No Evidence of Diversion:
The data is clear that buprenorphine-involved deaths did not increase despite wider access to telemedicine OUD care during the pandemic, according to research published in JAMA in January of 2023. Can DEA support their assumption in the rule that telemedicine increases risk of diversion or misuse of buprenorphine?

Increased Risks to Patient Health: There is ample research showing that patients who stop buprenorphine for OUD after just 30 days return to opioid use. One example is this 2009 study that showed 87 percent of OUD patients who tapered off of buprenorphine over a 28-day period returned to other opioid use within just three months.  

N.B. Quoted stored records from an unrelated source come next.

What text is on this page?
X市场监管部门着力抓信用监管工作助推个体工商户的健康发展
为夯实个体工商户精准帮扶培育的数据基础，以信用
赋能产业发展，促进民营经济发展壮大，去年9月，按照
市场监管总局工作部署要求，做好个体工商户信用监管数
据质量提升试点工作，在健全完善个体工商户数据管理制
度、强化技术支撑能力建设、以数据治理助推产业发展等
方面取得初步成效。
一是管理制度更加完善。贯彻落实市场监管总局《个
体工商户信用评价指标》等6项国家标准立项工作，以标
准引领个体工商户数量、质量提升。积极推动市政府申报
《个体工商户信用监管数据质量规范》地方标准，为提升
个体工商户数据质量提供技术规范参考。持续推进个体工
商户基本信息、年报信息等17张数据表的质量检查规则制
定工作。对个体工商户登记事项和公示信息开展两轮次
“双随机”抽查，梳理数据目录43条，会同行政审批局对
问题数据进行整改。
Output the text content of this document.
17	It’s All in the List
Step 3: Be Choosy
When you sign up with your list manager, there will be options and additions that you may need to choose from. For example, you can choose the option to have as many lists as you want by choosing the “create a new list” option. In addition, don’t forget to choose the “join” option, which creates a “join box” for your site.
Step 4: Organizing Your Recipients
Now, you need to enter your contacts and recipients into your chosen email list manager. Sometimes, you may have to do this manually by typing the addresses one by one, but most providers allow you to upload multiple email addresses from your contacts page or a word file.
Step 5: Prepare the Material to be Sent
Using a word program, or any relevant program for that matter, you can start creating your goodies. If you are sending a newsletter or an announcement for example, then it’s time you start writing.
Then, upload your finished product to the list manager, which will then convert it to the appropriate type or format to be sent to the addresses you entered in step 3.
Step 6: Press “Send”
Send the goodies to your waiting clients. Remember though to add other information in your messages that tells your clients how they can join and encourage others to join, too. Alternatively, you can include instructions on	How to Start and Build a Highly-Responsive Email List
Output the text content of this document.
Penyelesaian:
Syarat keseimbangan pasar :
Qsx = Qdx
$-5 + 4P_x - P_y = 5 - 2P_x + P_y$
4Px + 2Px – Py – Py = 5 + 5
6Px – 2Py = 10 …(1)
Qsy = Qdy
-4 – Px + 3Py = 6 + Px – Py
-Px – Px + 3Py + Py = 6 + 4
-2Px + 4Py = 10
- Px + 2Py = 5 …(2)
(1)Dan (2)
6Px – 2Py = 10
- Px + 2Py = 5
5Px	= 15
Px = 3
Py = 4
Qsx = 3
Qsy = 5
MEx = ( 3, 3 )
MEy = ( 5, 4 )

Rationale for 30-Day Prescriptions:
The medical rationale to only permit certain patients who meet the in-person requirement to continue treatment beyond 30 days does not exist. If treatment beyond 30 days is recommended for everyone, why should this arbitrary 30-day limit be imposed?

Risks of a 30-day Prescription: A 2011 study found 93 percent of OUD patients who completed a 4-week course of buprenorphine treatment returned to active opioid use. Should the DEA provide a medical rationale for putting a patient’s health at risk by limiting their prescription to 30 days without an in-person visit?